Tak jak w przypadku warszawskiego szczytu dotyczącego Iranu, tak i teraz o spotkaniu Grupy Wyszehradzkiej w Jerozolimie dowiadujemy się z zagranicznych mediów. To właśnie izraelskie gazety jako pierwsze napisały bowiem, że szefowie rządów Czech, Polski, Słowacji oraz Węgier będą przebywać w tym państwie w dniach 18-19 lutego. Głównym tematem spotkania premierów formatu V4 z liderem syjonistów ma być Iran, a dokładniej rzecz biorąc Netanjahu chce przekonywać podczas szczytu, iż obecna międzynarodowa polityka wobec Iranu jest „niesprawiedliwa”.

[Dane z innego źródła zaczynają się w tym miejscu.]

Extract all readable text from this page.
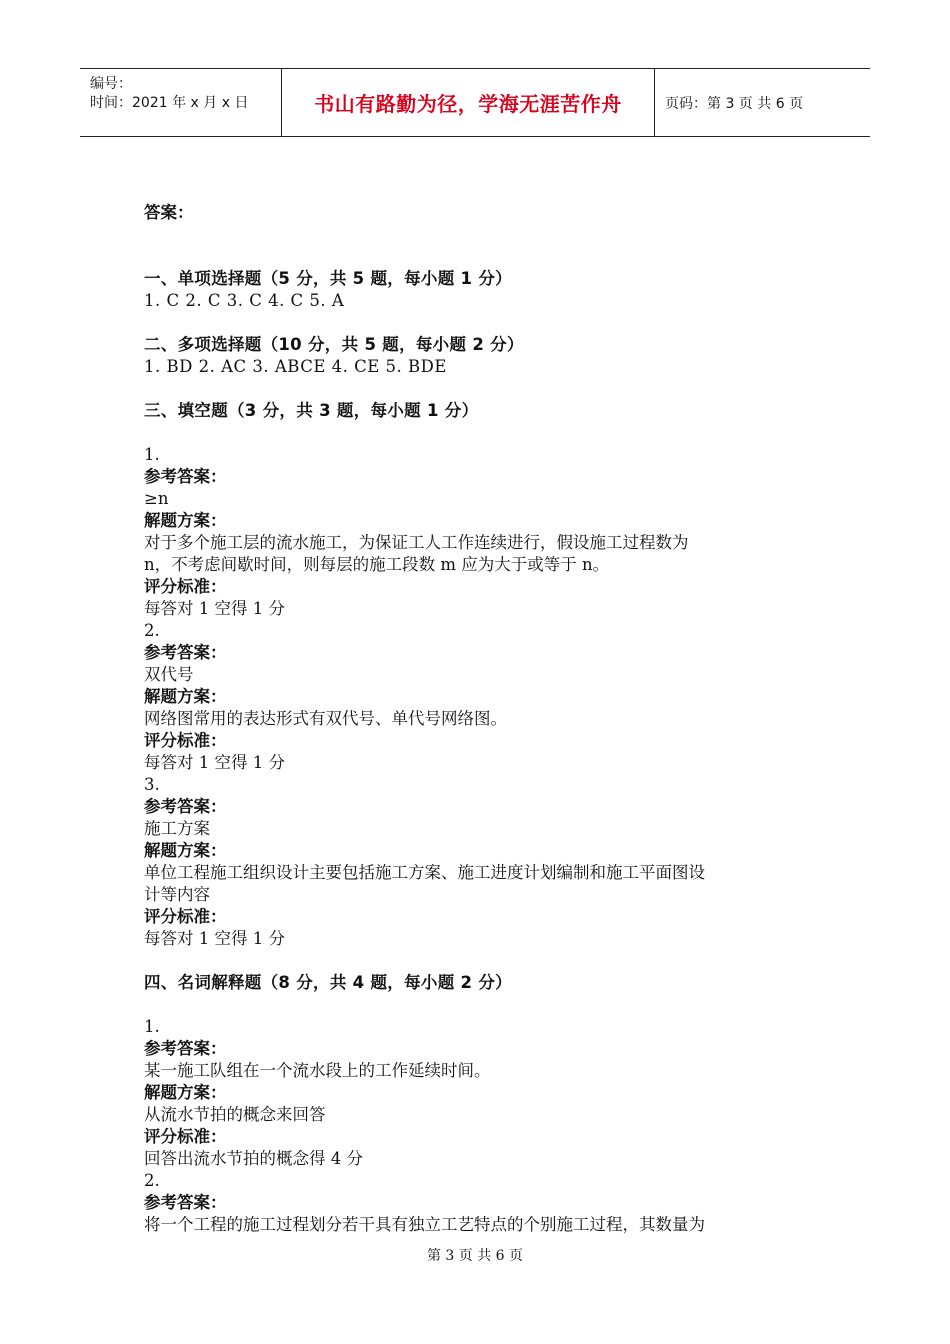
编号：
时间：2021 年 x 月 x 日	书山有路勤为径，学海无涯苦作舟	页码：第 3 页 共 6 页
答案：
一、单项选择题（5 分，共 5 题，每小题 1 分）
1. C 2. C 3. C 4. C 5. A
二、多项选择题（10 分，共 5 题，每小题 2 分）
1. BD 2. AC 3. ABCE 4. CE 5. BDE
三、填空题（3 分，共 3 题，每小题 1 分）
1.
参考答案：
≥n
解题方案：
对于多个施工层的流水施工，为保证工人工作连续进行，假设施工过程数为
n，不考虑间歇时间，则每层的施工段数 m 应为大于或等于 n。
评分标准：
每答对 1 空得 1 分
2.
参考答案：
双代号
解题方案：
网络图常用的表达形式有双代号、单代号网络图。
评分标准：
每答对 1 空得 1 分
3.
参考答案：
施工方案
解题方案：
单位工程施工组织设计主要包括施工方案、施工进度计划编制和施工平面图设
计等内容
评分标准：
每答对 1 空得 1 分
四、名词解释题（8 分，共 4 题，每小题 2 分）
1.
参考答案：
某一施工队组在一个流水段上的工作延续时间。
解题方案：
从流水节拍的概念来回答
评分标准：
回答出流水节拍的概念得 4 分
2.
参考答案：
将一个工程的施工过程划分若干具有独立工艺特点的个别施工过程，其数量为
第 3 页 共 6 页
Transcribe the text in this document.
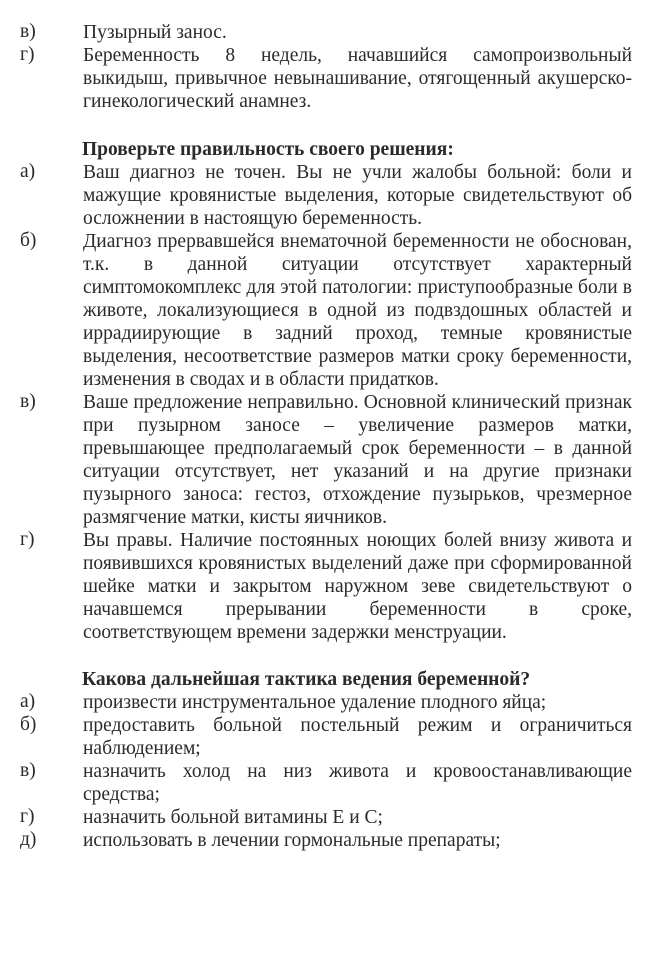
в)	Пузырный занос.
г)	Беременность 8 недель, начавшийся самопроизвольный выкидыш, привычное невынашивание, отягощенный акушерско-гинекологический анамнез.
Проверьте правильность своего решения:
а)	Ваш диагноз не точен. Вы не учли жалобы больной: боли и мажущие кровянистые выделения, которые свидетельствуют об осложнении в настоящую беременность.
б)	Диагноз прервавшейся внематочной беременности не обоснован, т.к. в данной ситуации отсутствует характерный симптомокомплекс для этой патологии: приступообразные боли в животе, локализующиеся в одной из подвздошных областей и иррадиирующие в задний проход, темные кровянистые выделения, несоответствие размеров матки сроку беременности, изменения в сводах и в области придатков.
в)	Ваше предложение неправильно. Основной клинический признак при пузырном заносе – увеличение размеров матки, превышающее предполагаемый срок беременности – в данной ситуации отсутствует, нет указаний и на другие признаки пузырного заноса: гестоз, отхождение пузырьков, чрезмерное размягчение матки, кисты яичников.
г)	Вы правы. Наличие постоянных ноющих болей внизу живота и появившихся кровянистых выделений даже при сформированной шейке матки и закрытом наружном зеве свидетельствуют о начавшемся прерывании беременности в сроке, соответствующем времени задержки менструации.
Какова дальнейшая тактика ведения беременной?
а)	произвести инструментальное удаление плодного яйца;
б)	предоставить больной постельный режим и ограничиться наблюдением;
в)	назначить холод на низ живота и кровоостанавливающие средства;
г)	назначить больной витамины Е и С;
д)	использовать в лечении гормональные препараты;
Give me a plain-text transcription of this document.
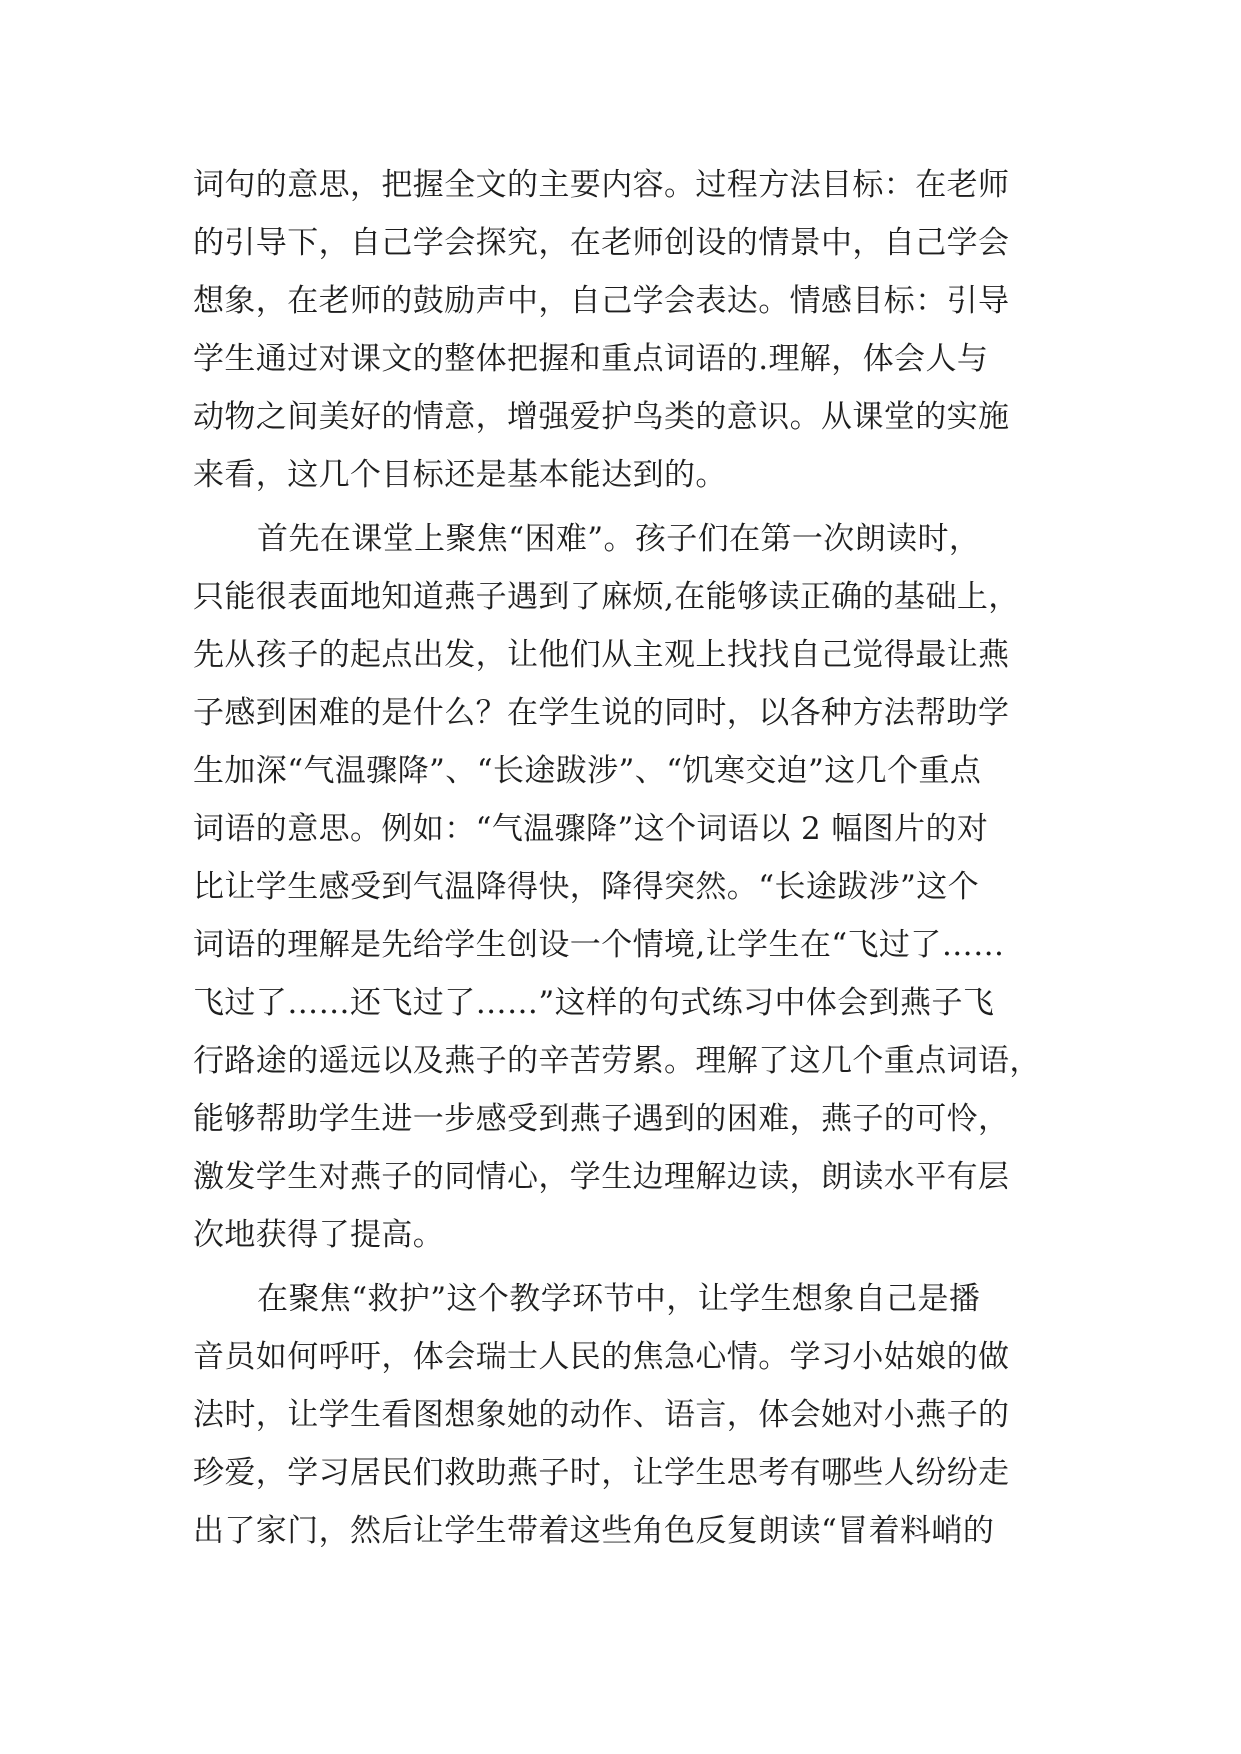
词句的意思，把握全文的主要内容。过程方法目标：在老师
的引导下，自己学会探究，在老师创设的情景中，自己学会
想象，在老师的鼓励声中，自己学会表达。情感目标：引导
学生通过对课文的整体把握和重点词语的.理解，体会人与
动物之间美好的情意，增强爱护鸟类的意识。从课堂的实施
来看，这几个目标还是基本能达到的。
首先在课堂上聚焦“困难”。孩子们在第一次朗读时，
只能很表面地知道燕子遇到了麻烦,在能够读正确的基础上，
先从孩子的起点出发，让他们从主观上找找自己觉得最让燕
子感到困难的是什么？在学生说的同时，以各种方法帮助学
生加深“气温骤降”、“长途跋涉”、“饥寒交迫”这几个重点
词语的意思。例如：“气温骤降”这个词语以 2 幅图片的对
比让学生感受到气温降得快，降得突然。“长途跋涉”这个
词语的理解是先给学生创设一个情境,让学生在“飞过了……
飞过了……还飞过了……”这样的句式练习中体会到燕子飞
行路途的遥远以及燕子的辛苦劳累。理解了这几个重点词语，
能够帮助学生进一步感受到燕子遇到的困难，燕子的可怜，
激发学生对燕子的同情心，学生边理解边读，朗读水平有层
次地获得了提高。
在聚焦“救护”这个教学环节中，让学生想象自己是播
音员如何呼吁，体会瑞士人民的焦急心情。学习小姑娘的做
法时，让学生看图想象她的动作、语言，体会她对小燕子的
珍爱，学习居民们救助燕子时，让学生思考有哪些人纷纷走
出了家门，然后让学生带着这些角色反复朗读“冒着料峭的
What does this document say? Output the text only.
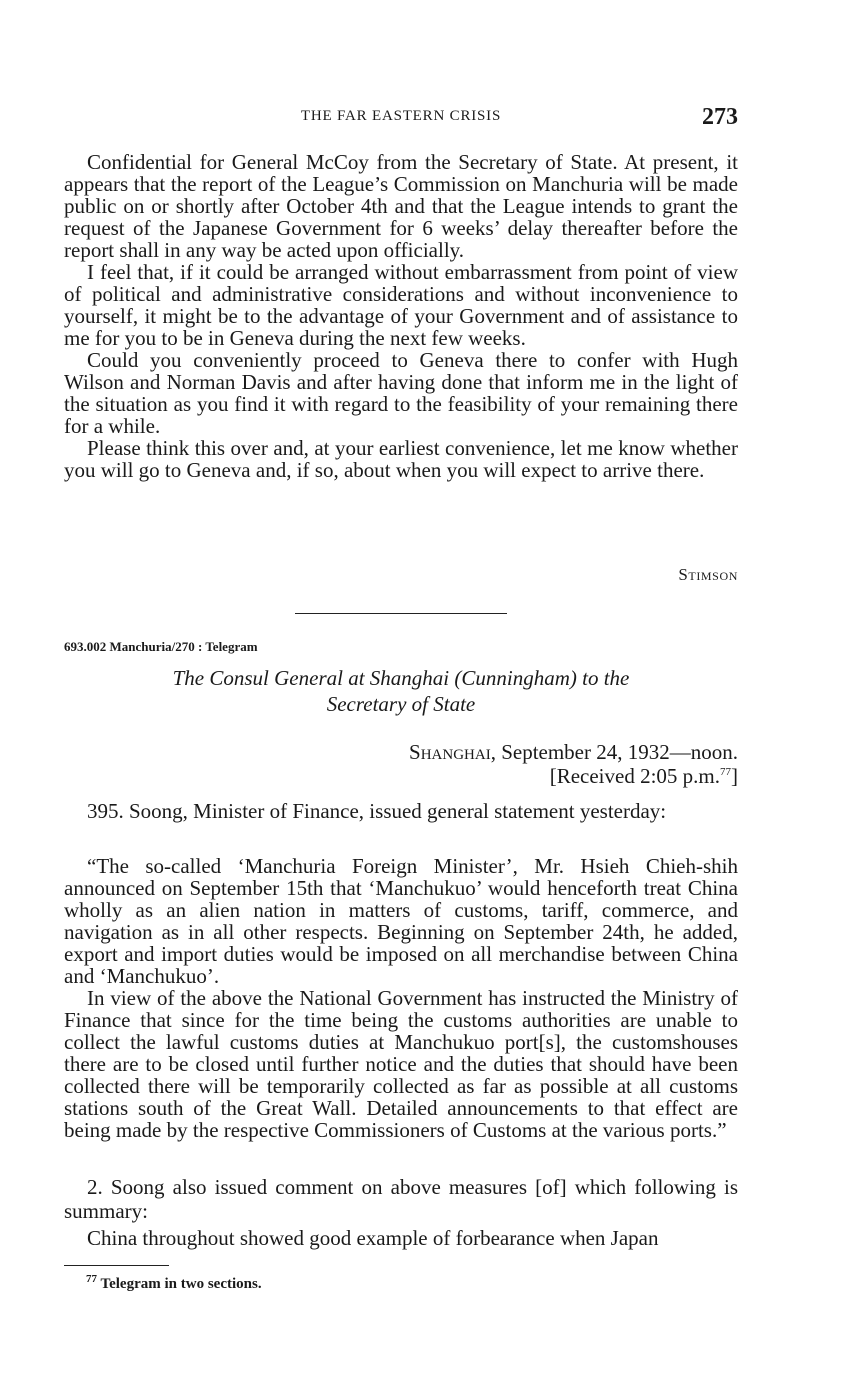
THE FAR EASTERN CRISIS	273

Confidential for General McCoy from the Secretary of State. At present, it appears that the report of the League’s Commission on Manchuria will be made public on or shortly after October 4th and that the League intends to grant the request of the Japanese Government for 6 weeks’ delay thereafter before the report shall in any way be acted upon officially.

I feel that, if it could be arranged without embarrassment from point of view of political and administrative considerations and without inconvenience to yourself, it might be to the advantage of your Government and of assistance to me for you to be in Geneva during the next few weeks.

Could you conveniently proceed to Geneva there to confer with Hugh Wilson and Norman Davis and after having done that inform me in the light of the situation as you find it with regard to the feasibility of your remaining there for a while.

Please think this over and, at your earliest convenience, let me know whether you will go to Geneva and, if so, about when you will expect to arrive there.

Stimson
693.002 Manchuria/270 : Telegram
The Consul General at Shanghai (Cunningham) to the
Secretary of State
Shanghai, September 24, 1932—noon.
[Received 2:05 p.m.$^{77}$]

395. Soong, Minister of Finance, issued general statement yesterday:

“The so-called ‘Manchuria Foreign Minister’, Mr. Hsieh Chieh-shih announced on September 15th that ‘Manchukuo’ would henceforth treat China wholly as an alien nation in matters of customs, tariff, commerce, and navigation as in all other respects. Beginning on September 24th, he added, export and import duties would be imposed on all merchandise between China and ‘Manchukuo’.

In view of the above the National Government has instructed the Ministry of Finance that since for the time being the customs authorities are unable to collect the lawful customs duties at Manchukuo port[s], the customshouses there are to be closed until further notice and the duties that should have been collected there will be temporarily collected as far as possible at all customs stations south of the Great Wall. Detailed announcements to that effect are being made by the respective Commissioners of Customs at the various ports.”

2. Soong also issued comment on above measures [of] which following is summary:

China throughout showed good example of forbearance when Japan

$^{77}$ Telegram in two sections.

O organizacji pierwszego szczytu Grupy Wyszehradzkiej poza tworzącymi go państwami rozmawiano na początku roku, kiedy Netanjahu i Orbán uczestniczyli w inauguracji prezydentury Jaira Bolsonaro, czyli brazylijskiej głowy państwa. Szef syjonistycznego rządu miał wówczas przekonywać węgierskiego premiera, iż potrzebuje wsparcia w sprawie polityki Brukseli wobec przestrzegania porozumienia nuklearnego z Iranem.
Przyjazd Orbána do Izraela wzbudza jednak kontrowersje wśród części izraelskich polityków, dlatego jeden z liderów opozycji, doskonale zresztą znany polakożerca Ja’ir Lapid z partii „Jest Przyszłość”. Żąda on od węgierskiego premiera przeprosin za jego kampanię wymierzoną w amerykańsko-żydowskiego finansistę Georga Sorosa, która miała mieć „antysemicki” charakter, a także krytykuje polskiego premiera Mateusza Morawieckiego, ponieważ w ubiegłym roku miał on przyjąć „prawo bezczeszczące pamięć o ofiarach Holocaustu”.
Na podstawie: timesofisrael.com, dorzeczy.pl.